Air gaps (AGs) are commonly used to prevent backflow in household plumbing systems. Examples of AGs can be found in typical household kitchens and bathrooms. The physical separation between the kitchen faucet and kitchen sink rim is an approved AG. Similarly, the physical separations between the bathroom faucets and rims of the sinks and bathtubs are approved AGs. Current plumbing codes require all sinks and bathtubs sold in the United States to have “built-in” approved AGs (designed for above the rim faucets) to prevent contamination of the household plumbing.

Mechanical devices or assemblies

In addition to AGs, there are several methods of preventing
backflow by mechanical means. These range from simple single check valves to elaborate approved backflow prevention assemblies. All mechanical devices and assemblies will prevent backflow to some degree when properly installed and maintained. However, not all mechanical devices and assemblies are created equal. Thus, not all mechanical devices and assemblies provide equivalent backflow protection.
Backwater-ValveRegarding backflow application conditions, some devices and assemblies are designed to prevent back siphonage backflow only. These are not effective in preventing backflow under backpressure conditions.

Others are designed to prevent both back-siphonage and backpressure backflow. When selecting a backflow preventer to protect the public water system, the purveyor must make sure that the preventer is suitable for the backflow application conditions likely to occur for a particular connection (or fixture).
Backflow preventers must also be commensurate with the degree of health hazard (high vs. low) posed by the customer’s plumbing system (or fixture) to the public water system. For example, some backflow preventers (i.e., assemblies) are manufactured to a very high standard, and thus, are more reliable in preventing backflow than devices manufactured to a lower standard. The more reliable assemblies must be used to prevent backflow in high hazard cross-connection situations.

Backflow Preventers

Regarding backflow preventer design, an important difference between various types of backflow preventers is whether the design allows them to be tested and repaired while in-line. The purpose of the testing is to determine whether they are properly functioning to prevent backflow. Preventers that are not testable are called devices, whereas assemblies are preventers designed for in-line testing and repair. Assemblies include isolating valves and test cocks.
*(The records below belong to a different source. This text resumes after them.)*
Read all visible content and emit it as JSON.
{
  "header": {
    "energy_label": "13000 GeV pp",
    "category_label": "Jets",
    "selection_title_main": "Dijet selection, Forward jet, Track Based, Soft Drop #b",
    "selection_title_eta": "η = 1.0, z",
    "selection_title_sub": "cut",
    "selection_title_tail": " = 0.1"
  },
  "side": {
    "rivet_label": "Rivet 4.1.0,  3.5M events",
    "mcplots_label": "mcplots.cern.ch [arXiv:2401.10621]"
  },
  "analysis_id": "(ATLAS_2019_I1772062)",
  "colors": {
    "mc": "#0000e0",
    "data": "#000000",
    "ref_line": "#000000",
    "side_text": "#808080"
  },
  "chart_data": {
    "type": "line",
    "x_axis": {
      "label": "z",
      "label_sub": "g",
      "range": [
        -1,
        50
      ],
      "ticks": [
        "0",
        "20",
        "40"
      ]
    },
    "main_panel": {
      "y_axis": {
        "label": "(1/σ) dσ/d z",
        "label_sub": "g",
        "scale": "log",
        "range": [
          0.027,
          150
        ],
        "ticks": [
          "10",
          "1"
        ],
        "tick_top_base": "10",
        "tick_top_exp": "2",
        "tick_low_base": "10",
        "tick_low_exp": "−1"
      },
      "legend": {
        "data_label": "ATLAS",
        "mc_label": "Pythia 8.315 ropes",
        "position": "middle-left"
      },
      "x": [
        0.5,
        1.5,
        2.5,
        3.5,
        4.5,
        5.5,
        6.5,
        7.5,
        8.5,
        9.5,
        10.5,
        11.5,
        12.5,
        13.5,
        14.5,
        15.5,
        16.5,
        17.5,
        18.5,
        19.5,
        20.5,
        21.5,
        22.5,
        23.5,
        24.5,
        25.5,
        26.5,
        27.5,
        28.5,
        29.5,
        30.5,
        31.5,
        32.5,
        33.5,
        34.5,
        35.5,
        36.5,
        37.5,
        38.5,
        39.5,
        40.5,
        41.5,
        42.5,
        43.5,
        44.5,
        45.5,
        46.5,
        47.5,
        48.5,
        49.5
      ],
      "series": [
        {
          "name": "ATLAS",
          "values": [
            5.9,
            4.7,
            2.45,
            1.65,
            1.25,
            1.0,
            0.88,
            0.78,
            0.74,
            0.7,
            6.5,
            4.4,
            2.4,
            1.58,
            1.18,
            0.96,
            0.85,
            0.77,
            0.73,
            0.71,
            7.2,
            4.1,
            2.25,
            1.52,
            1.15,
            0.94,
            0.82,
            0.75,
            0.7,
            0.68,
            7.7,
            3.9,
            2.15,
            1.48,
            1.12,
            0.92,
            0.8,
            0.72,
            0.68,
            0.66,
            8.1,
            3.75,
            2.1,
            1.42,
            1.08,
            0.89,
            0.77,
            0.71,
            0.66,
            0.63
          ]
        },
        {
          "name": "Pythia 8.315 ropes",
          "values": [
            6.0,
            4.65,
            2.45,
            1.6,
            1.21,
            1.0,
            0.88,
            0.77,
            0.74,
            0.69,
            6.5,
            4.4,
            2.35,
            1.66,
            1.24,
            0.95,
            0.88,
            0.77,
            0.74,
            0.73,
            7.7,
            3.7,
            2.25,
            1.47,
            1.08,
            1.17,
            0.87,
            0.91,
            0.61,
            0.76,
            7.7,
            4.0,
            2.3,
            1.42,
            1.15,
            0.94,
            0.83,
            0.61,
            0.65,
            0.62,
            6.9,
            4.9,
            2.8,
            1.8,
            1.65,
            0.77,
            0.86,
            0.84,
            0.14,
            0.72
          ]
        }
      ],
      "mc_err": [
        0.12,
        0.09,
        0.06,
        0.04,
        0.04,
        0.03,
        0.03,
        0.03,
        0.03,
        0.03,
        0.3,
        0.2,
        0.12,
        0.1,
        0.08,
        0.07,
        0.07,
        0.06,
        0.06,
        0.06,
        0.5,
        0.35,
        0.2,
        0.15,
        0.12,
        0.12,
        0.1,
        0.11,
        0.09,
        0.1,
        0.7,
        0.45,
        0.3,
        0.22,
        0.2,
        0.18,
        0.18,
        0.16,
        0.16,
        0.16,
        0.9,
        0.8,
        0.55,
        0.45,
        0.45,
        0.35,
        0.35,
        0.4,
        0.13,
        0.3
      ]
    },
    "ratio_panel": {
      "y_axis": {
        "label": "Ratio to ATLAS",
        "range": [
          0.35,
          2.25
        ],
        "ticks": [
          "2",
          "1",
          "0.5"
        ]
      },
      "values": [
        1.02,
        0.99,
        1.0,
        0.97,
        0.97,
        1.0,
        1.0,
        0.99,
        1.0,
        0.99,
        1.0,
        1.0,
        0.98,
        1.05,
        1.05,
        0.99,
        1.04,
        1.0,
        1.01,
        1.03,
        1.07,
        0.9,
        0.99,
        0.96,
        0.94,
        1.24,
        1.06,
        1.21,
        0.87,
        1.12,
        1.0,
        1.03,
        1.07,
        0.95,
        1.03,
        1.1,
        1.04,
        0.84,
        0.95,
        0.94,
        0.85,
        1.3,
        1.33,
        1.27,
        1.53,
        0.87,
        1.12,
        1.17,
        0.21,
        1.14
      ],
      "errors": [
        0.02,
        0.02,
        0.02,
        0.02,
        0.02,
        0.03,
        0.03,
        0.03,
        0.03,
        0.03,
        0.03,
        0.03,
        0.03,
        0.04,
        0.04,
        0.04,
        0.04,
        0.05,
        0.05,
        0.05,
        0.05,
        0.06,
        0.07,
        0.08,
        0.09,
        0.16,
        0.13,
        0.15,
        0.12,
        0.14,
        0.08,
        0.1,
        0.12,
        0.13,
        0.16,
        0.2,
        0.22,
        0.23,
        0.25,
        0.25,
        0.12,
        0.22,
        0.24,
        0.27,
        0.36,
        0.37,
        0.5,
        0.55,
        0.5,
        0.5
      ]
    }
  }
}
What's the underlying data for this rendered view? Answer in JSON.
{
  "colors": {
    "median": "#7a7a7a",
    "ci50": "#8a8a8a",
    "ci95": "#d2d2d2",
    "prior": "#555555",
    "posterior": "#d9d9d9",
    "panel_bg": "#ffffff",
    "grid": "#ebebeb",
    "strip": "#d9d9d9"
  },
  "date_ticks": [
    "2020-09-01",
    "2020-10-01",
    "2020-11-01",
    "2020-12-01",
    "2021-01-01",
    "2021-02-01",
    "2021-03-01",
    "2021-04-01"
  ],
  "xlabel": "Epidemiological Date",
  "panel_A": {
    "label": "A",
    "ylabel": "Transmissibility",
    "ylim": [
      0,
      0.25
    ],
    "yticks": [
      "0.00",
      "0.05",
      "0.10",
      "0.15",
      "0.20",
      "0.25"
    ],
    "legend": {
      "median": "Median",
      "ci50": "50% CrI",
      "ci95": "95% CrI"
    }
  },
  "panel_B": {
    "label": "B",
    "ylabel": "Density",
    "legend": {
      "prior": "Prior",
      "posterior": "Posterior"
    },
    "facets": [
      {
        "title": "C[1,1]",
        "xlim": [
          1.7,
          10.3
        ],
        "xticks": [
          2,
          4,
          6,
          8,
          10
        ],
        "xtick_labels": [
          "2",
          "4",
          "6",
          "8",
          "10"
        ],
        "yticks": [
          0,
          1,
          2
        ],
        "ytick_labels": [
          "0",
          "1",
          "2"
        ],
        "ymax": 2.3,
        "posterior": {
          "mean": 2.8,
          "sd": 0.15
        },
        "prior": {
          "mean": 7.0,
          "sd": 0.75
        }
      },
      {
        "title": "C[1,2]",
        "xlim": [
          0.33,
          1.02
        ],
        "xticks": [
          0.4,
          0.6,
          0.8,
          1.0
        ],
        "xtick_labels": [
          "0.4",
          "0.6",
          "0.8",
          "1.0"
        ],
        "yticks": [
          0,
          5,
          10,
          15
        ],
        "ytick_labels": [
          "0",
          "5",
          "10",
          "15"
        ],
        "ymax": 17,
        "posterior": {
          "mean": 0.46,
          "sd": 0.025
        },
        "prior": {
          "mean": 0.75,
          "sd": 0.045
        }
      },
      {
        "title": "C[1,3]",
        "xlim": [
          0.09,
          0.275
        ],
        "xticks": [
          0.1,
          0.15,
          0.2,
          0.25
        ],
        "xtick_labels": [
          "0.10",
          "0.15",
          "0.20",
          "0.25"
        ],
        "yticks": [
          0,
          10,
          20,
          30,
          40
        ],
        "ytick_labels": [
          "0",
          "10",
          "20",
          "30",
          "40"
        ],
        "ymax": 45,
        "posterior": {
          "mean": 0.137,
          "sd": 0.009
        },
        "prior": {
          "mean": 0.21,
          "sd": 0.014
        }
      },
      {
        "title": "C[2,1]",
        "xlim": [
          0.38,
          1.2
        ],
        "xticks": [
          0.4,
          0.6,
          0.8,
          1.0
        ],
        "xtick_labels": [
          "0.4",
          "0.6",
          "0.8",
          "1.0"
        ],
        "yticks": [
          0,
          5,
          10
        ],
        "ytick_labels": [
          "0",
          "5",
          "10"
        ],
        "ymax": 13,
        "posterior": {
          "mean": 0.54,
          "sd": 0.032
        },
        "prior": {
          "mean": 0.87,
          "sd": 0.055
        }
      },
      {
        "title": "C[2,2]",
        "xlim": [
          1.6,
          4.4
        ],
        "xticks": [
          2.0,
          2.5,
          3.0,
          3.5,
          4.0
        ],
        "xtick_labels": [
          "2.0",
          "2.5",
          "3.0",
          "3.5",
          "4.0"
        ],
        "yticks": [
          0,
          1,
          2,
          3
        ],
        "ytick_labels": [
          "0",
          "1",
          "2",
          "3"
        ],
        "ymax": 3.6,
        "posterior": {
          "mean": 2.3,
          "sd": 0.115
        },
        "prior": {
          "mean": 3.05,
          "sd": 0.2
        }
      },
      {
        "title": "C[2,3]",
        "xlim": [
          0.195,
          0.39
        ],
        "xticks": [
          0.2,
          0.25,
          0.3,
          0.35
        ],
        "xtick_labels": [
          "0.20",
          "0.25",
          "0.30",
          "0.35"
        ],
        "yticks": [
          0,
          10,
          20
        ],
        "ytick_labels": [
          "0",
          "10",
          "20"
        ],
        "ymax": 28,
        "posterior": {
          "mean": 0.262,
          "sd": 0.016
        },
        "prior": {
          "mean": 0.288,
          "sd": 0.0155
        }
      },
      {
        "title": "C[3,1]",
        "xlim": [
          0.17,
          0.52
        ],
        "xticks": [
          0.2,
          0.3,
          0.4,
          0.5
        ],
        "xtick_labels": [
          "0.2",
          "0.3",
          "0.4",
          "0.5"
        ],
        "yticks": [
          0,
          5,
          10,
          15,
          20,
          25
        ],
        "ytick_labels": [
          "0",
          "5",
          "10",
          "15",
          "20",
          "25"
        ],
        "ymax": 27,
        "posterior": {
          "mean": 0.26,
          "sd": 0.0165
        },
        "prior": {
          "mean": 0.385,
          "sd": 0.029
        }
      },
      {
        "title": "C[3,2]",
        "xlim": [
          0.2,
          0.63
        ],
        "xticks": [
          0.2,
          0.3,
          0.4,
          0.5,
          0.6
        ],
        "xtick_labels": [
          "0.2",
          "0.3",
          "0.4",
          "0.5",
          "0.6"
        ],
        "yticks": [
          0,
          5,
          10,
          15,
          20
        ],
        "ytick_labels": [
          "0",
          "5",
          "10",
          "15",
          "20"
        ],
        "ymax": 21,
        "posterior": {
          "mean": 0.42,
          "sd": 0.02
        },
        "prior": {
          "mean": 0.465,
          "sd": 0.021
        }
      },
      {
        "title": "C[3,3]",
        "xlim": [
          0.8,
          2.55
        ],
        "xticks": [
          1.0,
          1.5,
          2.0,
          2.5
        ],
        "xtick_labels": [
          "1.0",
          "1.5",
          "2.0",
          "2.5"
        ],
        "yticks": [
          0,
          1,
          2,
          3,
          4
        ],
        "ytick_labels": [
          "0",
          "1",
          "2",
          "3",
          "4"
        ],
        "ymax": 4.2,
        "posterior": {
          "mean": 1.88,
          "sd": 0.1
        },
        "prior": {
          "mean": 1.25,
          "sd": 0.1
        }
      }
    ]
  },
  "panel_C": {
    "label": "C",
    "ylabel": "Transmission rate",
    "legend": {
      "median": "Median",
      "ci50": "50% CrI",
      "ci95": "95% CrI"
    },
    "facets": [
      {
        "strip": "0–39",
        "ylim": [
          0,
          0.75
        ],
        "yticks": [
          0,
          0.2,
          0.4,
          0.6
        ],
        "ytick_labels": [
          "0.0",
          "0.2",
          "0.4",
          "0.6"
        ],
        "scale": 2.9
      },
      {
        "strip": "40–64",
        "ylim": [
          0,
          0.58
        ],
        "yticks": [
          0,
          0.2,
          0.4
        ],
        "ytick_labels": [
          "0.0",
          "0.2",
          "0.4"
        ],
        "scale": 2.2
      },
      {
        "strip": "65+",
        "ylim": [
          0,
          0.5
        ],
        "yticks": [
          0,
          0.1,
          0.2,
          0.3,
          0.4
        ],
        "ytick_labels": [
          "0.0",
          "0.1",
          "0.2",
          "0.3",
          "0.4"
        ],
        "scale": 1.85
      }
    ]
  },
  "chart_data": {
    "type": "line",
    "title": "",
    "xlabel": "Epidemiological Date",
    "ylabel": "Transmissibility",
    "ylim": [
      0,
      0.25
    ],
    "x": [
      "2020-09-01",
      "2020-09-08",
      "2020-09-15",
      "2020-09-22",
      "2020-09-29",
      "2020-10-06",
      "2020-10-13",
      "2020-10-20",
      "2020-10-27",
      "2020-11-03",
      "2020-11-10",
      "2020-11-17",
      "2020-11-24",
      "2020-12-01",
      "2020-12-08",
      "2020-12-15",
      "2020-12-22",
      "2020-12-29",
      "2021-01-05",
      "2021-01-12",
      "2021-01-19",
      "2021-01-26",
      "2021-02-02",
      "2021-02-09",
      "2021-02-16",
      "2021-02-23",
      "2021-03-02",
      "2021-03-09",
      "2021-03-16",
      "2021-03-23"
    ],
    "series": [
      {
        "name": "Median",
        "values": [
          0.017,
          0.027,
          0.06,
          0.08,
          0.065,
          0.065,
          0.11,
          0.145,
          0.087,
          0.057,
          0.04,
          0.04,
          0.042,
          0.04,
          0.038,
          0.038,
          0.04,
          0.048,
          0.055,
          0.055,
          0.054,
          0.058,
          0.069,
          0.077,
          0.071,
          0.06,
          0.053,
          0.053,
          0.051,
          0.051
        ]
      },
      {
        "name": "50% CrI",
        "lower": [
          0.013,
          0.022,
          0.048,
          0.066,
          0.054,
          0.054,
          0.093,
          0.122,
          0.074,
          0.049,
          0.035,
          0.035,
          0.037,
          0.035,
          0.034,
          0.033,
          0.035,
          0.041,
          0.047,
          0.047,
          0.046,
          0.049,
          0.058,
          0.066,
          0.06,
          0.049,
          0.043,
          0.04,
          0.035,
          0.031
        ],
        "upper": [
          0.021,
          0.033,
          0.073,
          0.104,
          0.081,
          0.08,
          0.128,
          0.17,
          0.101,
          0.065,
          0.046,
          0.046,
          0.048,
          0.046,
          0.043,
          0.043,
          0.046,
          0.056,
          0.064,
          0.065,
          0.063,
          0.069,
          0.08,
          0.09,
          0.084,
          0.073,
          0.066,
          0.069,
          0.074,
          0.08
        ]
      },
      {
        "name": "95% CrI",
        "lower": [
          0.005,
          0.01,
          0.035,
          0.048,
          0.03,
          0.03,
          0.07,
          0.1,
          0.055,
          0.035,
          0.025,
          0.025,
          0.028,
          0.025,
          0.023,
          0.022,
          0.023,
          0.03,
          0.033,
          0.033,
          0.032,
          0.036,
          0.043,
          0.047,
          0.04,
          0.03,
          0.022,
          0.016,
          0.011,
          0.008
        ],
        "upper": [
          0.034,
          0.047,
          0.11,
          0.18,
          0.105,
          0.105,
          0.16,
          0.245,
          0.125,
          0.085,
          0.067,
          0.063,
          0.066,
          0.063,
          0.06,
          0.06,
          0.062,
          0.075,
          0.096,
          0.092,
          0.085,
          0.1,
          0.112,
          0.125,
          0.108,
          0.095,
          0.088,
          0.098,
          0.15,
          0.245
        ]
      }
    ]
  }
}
The last difference between the various types of backflow preventers is whether they can be used to isolate the customer’s plumbing from the public water system distribution system. This concept is called premises isolation. Premises isolation assemblies are usually located at the meter or property line. Some assemblies can be used for premises isolation, whereas others are used to prevent backflow at fixtures only. The concept of installing a backflow preventer at a particular fixture, such as a boiler, is called fixture protection. When selecting a backflow preventer for a specific situation, it is important to consider whether the preventer is to be used for premises isolation or fixture protection.